In re Stolbert

MEMORANDUM OPINION

FRANK W. ROGER, Bankruptcy Judge.

Debtor and creditor have submitted this matter to the Court on Stipulation. Their dispute focuses on which, if any, costs of a foreclosure, aborted by this bankruptcy proceeding, may be added to the principal balance due on a promissory note secured by a deed of trust on debtor’s residence, Creditor is oversecured and thus by virtue of 11 U.S.C. § 506, is entitled to collect interest and any other costs that creditor’s note or security documents entitle creditor to collect. The problem herein is that creditor’s documents, although legally sound and valid, neither contemplated default npr provided for penal consequences in the event thereof. The note’s only provision about default says: “If default is made in the payment of any installment when due, then all the remaining installments shall become due and payable at once”. The only provision in the deed of trust recites that the Trustee: “shall receive the proceeds of said sale out of which he shall pay first the cost and expenses of executing this trust, including compensation to the Trustee, for his services” ... “next to the holder ...” “all moneys paid for insurance or taxes and judgments upon statutory liens, claims and interest thereon” ... and finally: “all said note then due and ,iin-paid”.

*74Prior to the filing of the Chapter 13 proceeding, debtor was in default, creditor had determined to foreclose and had engaged the services of an attorney who, in turn, had ordered an Ownership and Encumbrance Certificate from the title company in order to determine to whom the Notice of Foreclosure needs must be sent to comply with the provisions of R.S.Mo., § 443.325. At this point in the proposed foreclosure action, debtor filed the instant case. Creditor has filed a secured proof of claim for the principal balance due, the accrued interest, the cost of the 0 & E Certificate and the attorney fees charged for the preliminary foreclosure work. Debtor objects to inclusion of these latter two items, and both parties have dropped the entire matter (somewhat like an unwanted kitten in an unsuspecting trick or treater’s sack) in the lap of the Court for determination.

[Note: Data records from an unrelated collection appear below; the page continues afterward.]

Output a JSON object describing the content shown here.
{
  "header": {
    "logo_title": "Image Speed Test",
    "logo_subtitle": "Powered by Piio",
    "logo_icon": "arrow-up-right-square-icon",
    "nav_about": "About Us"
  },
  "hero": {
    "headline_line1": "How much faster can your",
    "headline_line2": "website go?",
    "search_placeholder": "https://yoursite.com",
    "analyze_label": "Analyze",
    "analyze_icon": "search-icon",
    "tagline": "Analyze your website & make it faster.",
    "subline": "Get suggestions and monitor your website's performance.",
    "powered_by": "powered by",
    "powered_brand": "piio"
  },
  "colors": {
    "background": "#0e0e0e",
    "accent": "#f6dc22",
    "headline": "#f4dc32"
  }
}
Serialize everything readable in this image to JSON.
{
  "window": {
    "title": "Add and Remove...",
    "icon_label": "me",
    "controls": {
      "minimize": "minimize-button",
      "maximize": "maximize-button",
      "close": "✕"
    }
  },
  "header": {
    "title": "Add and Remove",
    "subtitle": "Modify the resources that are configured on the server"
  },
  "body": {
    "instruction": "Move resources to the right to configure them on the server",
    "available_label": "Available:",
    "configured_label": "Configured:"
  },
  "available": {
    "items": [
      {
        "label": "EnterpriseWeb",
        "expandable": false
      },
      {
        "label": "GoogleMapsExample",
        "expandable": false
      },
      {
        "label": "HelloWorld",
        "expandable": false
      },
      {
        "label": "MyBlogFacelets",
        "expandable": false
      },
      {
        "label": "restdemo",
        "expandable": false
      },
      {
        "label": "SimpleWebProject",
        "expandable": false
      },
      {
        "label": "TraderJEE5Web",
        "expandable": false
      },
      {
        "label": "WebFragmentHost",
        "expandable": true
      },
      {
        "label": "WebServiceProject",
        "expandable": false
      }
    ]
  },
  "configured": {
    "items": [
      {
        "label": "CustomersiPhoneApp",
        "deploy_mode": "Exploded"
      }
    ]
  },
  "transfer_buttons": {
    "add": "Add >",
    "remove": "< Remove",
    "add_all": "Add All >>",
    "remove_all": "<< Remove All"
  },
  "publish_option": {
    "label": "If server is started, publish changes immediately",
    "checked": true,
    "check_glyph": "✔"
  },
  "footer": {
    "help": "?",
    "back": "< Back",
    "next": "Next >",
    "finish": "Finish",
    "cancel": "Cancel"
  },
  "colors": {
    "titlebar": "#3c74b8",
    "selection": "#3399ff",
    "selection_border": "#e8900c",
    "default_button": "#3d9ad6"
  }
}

The counsel for the parties have not done their homework, because neither cite the controlling case in this matter. The Missouri Court of Appeals, Western District, has heretofore decided this issue in an opinion issued in the case of Tipton v. Holt, 610 S.W.2d 659 (Mo.App.1981). Although this Court believes that said opinion reflects a very legalistic and narrow view, rather than one reflecting the customs and mores of actual practice as to the present status of Missouri foreclosure practice, it has not been overruled and is the state law which controls this Court’s opinion. Based thereon, the claim of the creditor must be reduced by the amounts attributable to the 0 & E Certificate and the attorney fees, neither of which the promissory note or the deed of trust specifically require the debtor to pay.

This Memorandum Opinion constitutes Findings of Fact and Conclusions of Law as required under Rule 7052, Rules of Bankruptcy.